Em primeiro lugar é importante destacar que o trabalho escravo análogo consiste na condição degradante de trabalho, ou seja, retira a dignidade do trabalhador e expõe riscos a sua saúde física e mental, jornada exaustiva, cerceamento da liberdade e exclusão geográfica. Diversas empresas em território nacional utilizam do trabalho escravo para a produção de seus produtos, para que assim não tenham gasto em sua fabricação e lucrem mais. De acordo com a Subsecretária de Inspenção do Trabalho, 187 empresas foram incluídas na “lista suja” (contém o nome de todas as empresas que foram autuadas à escravização). Dessa forma nota-se que o trabalho escravo é um problema atual e corriqueiro.
Além disso, esses trabalhadores são em grande maioria imigrantes, incluindo crianças e adolescentes, devido à falta de recursos no novo país, falta de informação, educação, incompreensão da língua e constante ameaça de serem denuciados e deportados, faz com que se sujeitem ao trabalho. No balanço de 2015, 12 trabalhadores tinham idade inferior a 19 anos, 28 tinham entre 16 e 18 anos e 65 deles eram imigrantes de diversas nacionalidades entre bolivianos, chineses, peruanos e haitianos e são comuns nos setores de extração de minério, construção civil, agricultura, pecuária entre outros. Eles ficam, consequentemente, sob mercê dos patrões para moradia, alimentação e outras primordialidades.

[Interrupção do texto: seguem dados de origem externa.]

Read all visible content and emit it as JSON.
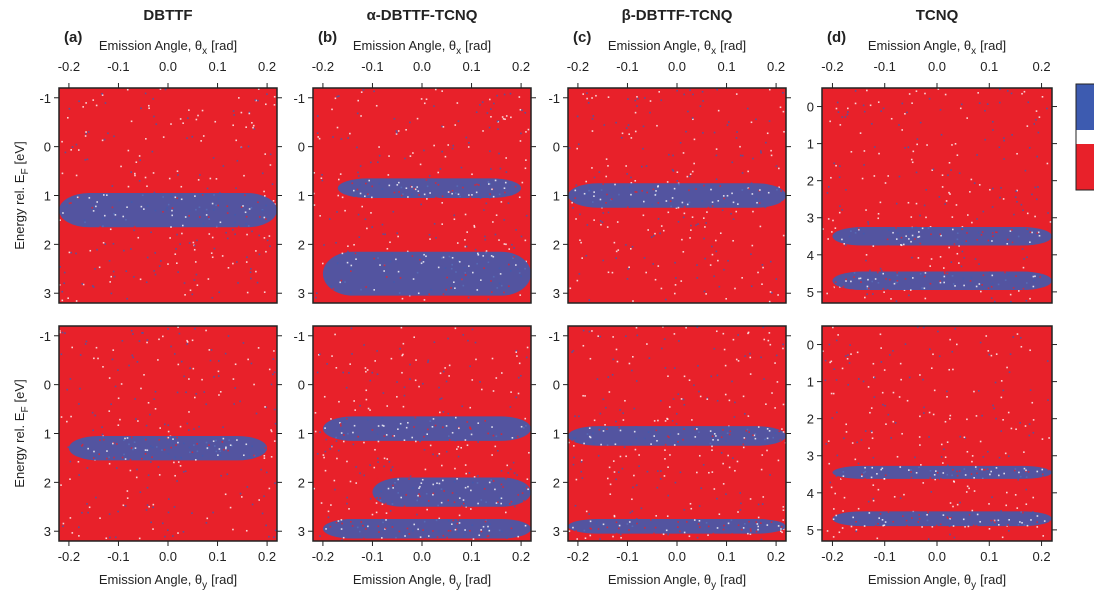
{
  "chart_data": [
    {
      "type": "heatmap",
      "label": "(a)",
      "title": "DBTTF",
      "xlabel": [
        "Emission Angle, θ",
        "x",
        "[rad]"
      ],
      "ylabel": [
        "Energy rel. E",
        "F",
        "[eV]"
      ],
      "xlim": [
        -0.22,
        0.22
      ],
      "xticks": [
        -0.2,
        -0.1,
        {
          "value": 0,
          "label": "0.0"
        },
        0.1,
        0.2
      ],
      "ylim": [
        -1.2,
        3.2
      ],
      "yticks": [
        -1,
        0,
        1,
        2,
        3
      ],
      "bands": [
        {
          "center": 1.3,
          "width": 0.7,
          "xmin": -0.22,
          "xmax": 0.22
        }
      ]
    },
    {
      "type": "heatmap",
      "label": "(b)",
      "title": "α-DBTTF-TCNQ",
      "xlabel": [
        "Emission Angle, θ",
        "x",
        "[rad]"
      ],
      "xlim": [
        -0.22,
        0.22
      ],
      "xticks": [
        -0.2,
        -0.1,
        {
          "value": 0,
          "label": "0.0"
        },
        0.1,
        0.2
      ],
      "ylim": [
        -1.2,
        3.2
      ],
      "yticks": [
        -1,
        0,
        1,
        2,
        3
      ],
      "bands": [
        {
          "center": 0.85,
          "width": 0.4,
          "xmin": -0.17,
          "xmax": 0.2
        },
        {
          "center": 2.6,
          "width": 0.9,
          "xmin": -0.2,
          "xmax": 0.22
        }
      ]
    },
    {
      "type": "heatmap",
      "label": "(c)",
      "title": "β-DBTTF-TCNQ",
      "xlabel": [
        "Emission Angle, θ",
        "x",
        "[rad]"
      ],
      "xlim": [
        -0.22,
        0.22
      ],
      "xticks": [
        -0.2,
        -0.1,
        {
          "value": 0,
          "label": "0.0"
        },
        0.1,
        0.2
      ],
      "ylim": [
        -1.2,
        3.2
      ],
      "yticks": [
        -1,
        0,
        1,
        2,
        3
      ],
      "bands": [
        {
          "center": 1.0,
          "width": 0.5,
          "xmin": -0.22,
          "xmax": 0.22
        }
      ]
    },
    {
      "type": "heatmap",
      "label": "(d)",
      "title": "TCNQ",
      "xlabel": [
        "Emission Angle, θ",
        "x",
        "[rad]"
      ],
      "xlim": [
        -0.22,
        0.22
      ],
      "xticks": [
        -0.2,
        -0.1,
        {
          "value": 0,
          "label": "0.0"
        },
        0.1,
        0.2
      ],
      "ylim": [
        -0.5,
        5.3
      ],
      "yticks": [
        0,
        1,
        2,
        3,
        4,
        5
      ],
      "bands": [
        {
          "center": 3.5,
          "width": 0.5,
          "xmin": -0.2,
          "xmax": 0.22
        },
        {
          "center": 4.7,
          "width": 0.5,
          "xmin": -0.2,
          "xmax": 0.22
        }
      ]
    },
    {
      "type": "heatmap",
      "xlabel": [
        "Emission Angle, θ",
        "y",
        "[rad]"
      ],
      "ylabel": [
        "Energy rel. E",
        "F",
        "[eV]"
      ],
      "xlim": [
        -0.22,
        0.22
      ],
      "xticks": [
        -0.2,
        -0.1,
        {
          "value": 0,
          "label": "0.0"
        },
        0.1,
        0.2
      ],
      "ylim": [
        -1.2,
        3.2
      ],
      "yticks": [
        -1,
        0,
        1,
        2,
        3
      ],
      "bands": [
        {
          "center": 1.3,
          "width": 0.5,
          "xmin": -0.2,
          "xmax": 0.2
        }
      ]
    },
    {
      "type": "heatmap",
      "xlabel": [
        "Emission Angle, θ",
        "y",
        "[rad]"
      ],
      "xlim": [
        -0.22,
        0.22
      ],
      "xticks": [
        -0.2,
        -0.1,
        {
          "value": 0,
          "label": "0.0"
        },
        0.1,
        0.2
      ],
      "ylim": [
        -1.2,
        3.2
      ],
      "yticks": [
        -1,
        0,
        1,
        2,
        3
      ],
      "bands": [
        {
          "center": 0.9,
          "width": 0.5,
          "xmin": -0.2,
          "xmax": 0.22
        },
        {
          "center": 2.2,
          "width": 0.6,
          "xmin": -0.1,
          "xmax": 0.22
        },
        {
          "center": 2.95,
          "width": 0.4,
          "xmin": -0.2,
          "xmax": 0.22
        }
      ]
    },
    {
      "type": "heatmap",
      "xlabel": [
        "Emission Angle, θ",
        "y",
        "[rad]"
      ],
      "xlim": [
        -0.22,
        0.22
      ],
      "xticks": [
        -0.2,
        -0.1,
        {
          "value": 0,
          "label": "0.0"
        },
        0.1,
        0.2
      ],
      "ylim": [
        -1.2,
        3.2
      ],
      "yticks": [
        -1,
        0,
        1,
        2,
        3
      ],
      "bands": [
        {
          "center": 1.05,
          "width": 0.4,
          "xmin": -0.22,
          "xmax": 0.22
        },
        {
          "center": 2.9,
          "width": 0.3,
          "xmin": -0.22,
          "xmax": 0.22
        }
      ]
    },
    {
      "type": "heatmap",
      "xlabel": [
        "Emission Angle, θ",
        "y",
        "[rad]"
      ],
      "xlim": [
        -0.22,
        0.22
      ],
      "xticks": [
        -0.2,
        -0.1,
        {
          "value": 0,
          "label": "0.0"
        },
        0.1,
        0.2
      ],
      "ylim": [
        -0.5,
        5.3
      ],
      "yticks": [
        0,
        1,
        2,
        3,
        4,
        5
      ],
      "bands": [
        {
          "center": 3.45,
          "width": 0.35,
          "xmin": -0.2,
          "xmax": 0.22
        },
        {
          "center": 4.7,
          "width": 0.4,
          "xmin": -0.2,
          "xmax": 0.22
        }
      ]
    }
  ]
}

Portanto, concluimos que os principais fatores para a ampliação do trabalho escravo contempôraneo está ligado ao sistema capitalista e necessidade econômica do cidadão, logo é preciso que o Estado tome providências para amenizar o quadro atual. Para os ógãos da Justiça do Trabalho, urge na melhoria e ampliação dos canais de denúncia e punição mais rígida para o executor dessa conduta. Com o auxilio das redes sociais e meios de comunicação , levar informação e debates pra esse problema e incentivar a população a fazer denúncias e pesquisar de onde vem o produto que se consome e assim não incentivar esse ato realizado por parte de algumas empresas. Somente assim será possível se afastar dessa realidade.